Merchant Navy by Woodman Richard

Merchant Navy by Woodman Richard

Author:Woodman, Richard [Woodman, Richard]
Language: eng
Format: mobi
Tags: The Merchant Navy
ISBN: 9780747813484
Publisher: Osprey Publishing
Published: 0101-01-01T00:00:00+00:00


A merchant vessel serving as a troop ship. The band plays for the Scots Guards as they board her at Southampton en route to the Western Front in France.

A German commerce-raider, a German warship disguised as a merchant vessel. This one, Prinz Eitel Friedrich, photographed in 1915, sank eight merchant ships.

First World War German U-boat built by Blohm & Voss, photographed in 1917.
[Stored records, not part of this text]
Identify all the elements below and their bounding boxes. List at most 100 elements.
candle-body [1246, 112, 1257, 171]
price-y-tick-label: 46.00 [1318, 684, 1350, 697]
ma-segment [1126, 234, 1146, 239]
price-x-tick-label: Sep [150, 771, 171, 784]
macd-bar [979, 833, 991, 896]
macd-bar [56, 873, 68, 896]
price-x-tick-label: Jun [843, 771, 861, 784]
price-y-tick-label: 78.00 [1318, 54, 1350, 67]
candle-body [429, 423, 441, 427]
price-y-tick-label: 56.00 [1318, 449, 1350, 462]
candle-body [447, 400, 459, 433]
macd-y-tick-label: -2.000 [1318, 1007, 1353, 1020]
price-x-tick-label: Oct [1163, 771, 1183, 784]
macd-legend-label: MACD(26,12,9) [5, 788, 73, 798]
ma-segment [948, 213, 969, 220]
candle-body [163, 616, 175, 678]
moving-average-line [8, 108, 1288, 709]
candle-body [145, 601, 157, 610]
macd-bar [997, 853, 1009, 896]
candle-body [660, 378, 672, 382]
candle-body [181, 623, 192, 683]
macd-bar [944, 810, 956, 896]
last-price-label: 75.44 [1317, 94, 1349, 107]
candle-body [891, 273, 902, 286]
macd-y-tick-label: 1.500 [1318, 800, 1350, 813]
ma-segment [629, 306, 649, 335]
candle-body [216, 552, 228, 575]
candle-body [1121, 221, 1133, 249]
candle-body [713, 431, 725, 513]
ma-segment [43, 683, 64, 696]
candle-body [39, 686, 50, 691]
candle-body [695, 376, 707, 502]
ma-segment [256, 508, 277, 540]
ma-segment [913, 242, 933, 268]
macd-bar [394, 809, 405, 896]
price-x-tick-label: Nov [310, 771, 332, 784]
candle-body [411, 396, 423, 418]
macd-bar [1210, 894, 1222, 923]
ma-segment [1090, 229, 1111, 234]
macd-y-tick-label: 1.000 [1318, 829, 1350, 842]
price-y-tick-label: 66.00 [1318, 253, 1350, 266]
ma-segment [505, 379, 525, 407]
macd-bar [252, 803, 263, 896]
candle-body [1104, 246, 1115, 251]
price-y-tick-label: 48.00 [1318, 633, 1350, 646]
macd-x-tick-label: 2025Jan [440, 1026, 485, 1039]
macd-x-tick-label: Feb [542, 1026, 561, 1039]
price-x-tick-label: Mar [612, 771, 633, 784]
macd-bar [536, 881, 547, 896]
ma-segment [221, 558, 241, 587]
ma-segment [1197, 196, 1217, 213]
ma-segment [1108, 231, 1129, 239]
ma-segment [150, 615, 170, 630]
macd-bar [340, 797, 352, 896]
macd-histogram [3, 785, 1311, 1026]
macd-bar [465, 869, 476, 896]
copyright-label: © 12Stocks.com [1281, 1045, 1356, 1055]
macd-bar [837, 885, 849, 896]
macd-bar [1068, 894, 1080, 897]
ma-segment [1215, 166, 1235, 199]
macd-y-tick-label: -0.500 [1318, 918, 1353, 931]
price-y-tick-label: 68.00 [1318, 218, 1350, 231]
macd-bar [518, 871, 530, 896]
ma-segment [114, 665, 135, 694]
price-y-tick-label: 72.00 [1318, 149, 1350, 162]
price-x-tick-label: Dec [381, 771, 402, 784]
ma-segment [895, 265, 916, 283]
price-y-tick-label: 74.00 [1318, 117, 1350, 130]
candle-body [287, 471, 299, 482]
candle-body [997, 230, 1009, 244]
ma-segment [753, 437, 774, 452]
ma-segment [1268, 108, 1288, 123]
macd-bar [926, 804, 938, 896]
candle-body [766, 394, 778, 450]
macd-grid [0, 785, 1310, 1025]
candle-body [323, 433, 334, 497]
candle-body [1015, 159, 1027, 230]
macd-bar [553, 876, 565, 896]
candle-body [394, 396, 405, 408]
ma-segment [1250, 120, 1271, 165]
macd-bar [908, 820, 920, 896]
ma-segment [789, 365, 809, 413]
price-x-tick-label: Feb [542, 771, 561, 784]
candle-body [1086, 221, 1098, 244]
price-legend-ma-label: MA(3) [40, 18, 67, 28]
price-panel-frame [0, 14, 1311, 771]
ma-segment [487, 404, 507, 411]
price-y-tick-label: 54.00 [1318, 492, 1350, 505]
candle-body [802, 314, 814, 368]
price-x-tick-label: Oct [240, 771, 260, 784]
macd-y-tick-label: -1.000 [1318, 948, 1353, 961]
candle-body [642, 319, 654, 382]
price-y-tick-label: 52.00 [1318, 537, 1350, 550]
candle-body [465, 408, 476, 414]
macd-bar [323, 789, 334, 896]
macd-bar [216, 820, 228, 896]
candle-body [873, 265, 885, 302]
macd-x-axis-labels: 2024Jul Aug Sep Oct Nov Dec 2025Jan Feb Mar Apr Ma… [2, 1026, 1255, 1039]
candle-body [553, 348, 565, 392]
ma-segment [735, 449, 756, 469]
The combined effect of the enemy’s war on trade was severe. Losses of tonnage rose alarmingly. The traditional counter-strategy to such a guerre de course was, of course, to shepherd and guard a number of merchant ships in orderly convoys. This had been a war-winning tactic during the eighteenth century but by 1914 it was considered outmoded. In 1872 the Admiralty had abandoned the Compulsory Convoy Act of 1794, ignoring the introduction of the submarine to the world’s navies thirty years later. Convoy was a tedious business and not one proper to an aggressive fighting navy. Nor, to their shame, did the generality of ship-owners insist upon it, as their forebears had done. The arguments against convoy in 1914 were complex but they sprang from all sectors and were largely based from the naval perspective on a lack of desire to undertake it, and from the mercantile viewpoint as inhibiting and damaging to self-interest.

Thus the globally spread ships of the mercantile marine were exposed not only to the enemy’s cruisers and commerce-raiders in distant waters, but his U-boats in the western approaches and, to make matters worse, minefields in the shallow waters of the home coast, above which the Zeppelin and aircraft were now an added danger. The consequence of all this was a mounting loss of ships, cargoes and seafarers. Many ship owners and their shareholders congratulated themselves on this, making fortunes from insurance paid on lost ships, marking a dark hour of our maritime history, but so it was. Meanwhile, the merchant seaman, shivering in his lifeboat endured an unpaid ordeal – because in many cases his pay stopped the moment his ship was sunk. His drowned shipmate often ot the better bargain.